In an article titled “Determined auction goers defy grand final fever” Kate Nancarrow (The Age, Monday 26 September, 2005 p.4) quotes real estate agent Rodney Morley of TBM Real Estate as saying:
We’ve got the perennial problem of what we call ‘agents buying business’. They tell the vendors $500,000 more than we would. It’s nearly our best source of listings – disgruntled vendors who’ve gone to auction with someone else.”
What is left unexplored is the way in which estate agents, in circumstances of the most obvious conflict of interests, provide a vendor with what is known as an “appraisal”. As Mr. Morley demonstrates, estate agents can manipulate the “appraisal” so as to impress a vendor and win the right to sell the home.
The problem is that the “appraisal”, a figure that is often plucked from the same place the now frowned-upon “dummy bid” was plucked from, usually has no basis in reality – it’s purpose is to impress, not to inform.

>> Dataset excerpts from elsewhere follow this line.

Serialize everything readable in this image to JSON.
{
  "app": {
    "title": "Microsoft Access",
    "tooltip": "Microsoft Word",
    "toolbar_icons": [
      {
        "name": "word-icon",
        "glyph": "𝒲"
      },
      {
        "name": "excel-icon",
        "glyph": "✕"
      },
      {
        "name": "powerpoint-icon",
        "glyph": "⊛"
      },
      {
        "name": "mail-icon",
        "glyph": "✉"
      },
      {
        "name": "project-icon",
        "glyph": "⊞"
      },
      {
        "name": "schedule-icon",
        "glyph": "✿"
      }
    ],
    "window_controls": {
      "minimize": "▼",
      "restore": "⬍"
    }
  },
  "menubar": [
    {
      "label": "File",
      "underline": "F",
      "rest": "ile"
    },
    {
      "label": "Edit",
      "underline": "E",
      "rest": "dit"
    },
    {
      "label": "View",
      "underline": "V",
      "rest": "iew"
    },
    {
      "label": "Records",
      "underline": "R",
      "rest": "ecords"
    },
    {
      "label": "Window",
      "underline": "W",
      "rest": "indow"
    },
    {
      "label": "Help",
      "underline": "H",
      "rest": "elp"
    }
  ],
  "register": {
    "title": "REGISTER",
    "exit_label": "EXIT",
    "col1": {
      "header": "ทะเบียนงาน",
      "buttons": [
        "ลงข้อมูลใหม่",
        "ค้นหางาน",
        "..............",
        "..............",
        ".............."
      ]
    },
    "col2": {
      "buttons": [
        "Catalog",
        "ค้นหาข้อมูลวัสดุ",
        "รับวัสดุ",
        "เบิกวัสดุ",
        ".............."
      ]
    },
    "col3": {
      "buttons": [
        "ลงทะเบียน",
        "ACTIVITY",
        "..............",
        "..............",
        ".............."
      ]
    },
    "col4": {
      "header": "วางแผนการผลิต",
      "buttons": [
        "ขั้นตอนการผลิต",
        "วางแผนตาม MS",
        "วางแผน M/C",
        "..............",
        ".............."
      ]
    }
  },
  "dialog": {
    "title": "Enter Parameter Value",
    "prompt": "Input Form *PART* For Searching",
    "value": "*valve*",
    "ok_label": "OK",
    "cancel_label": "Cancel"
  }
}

An informed consumer, whether vendor or purchaser, will never rely on the “appraisal”, or for that matter, the appraisal’s close relatives, the “asking price”, the “price +”, or the “price range”. When using any of these figures in an equation that relates to real estate, remember the old school-yard game on which the “appraisal” is modelled, and don’t forget the TAKE AWAY THE NUMBER YOU FIRST STARTED WITH!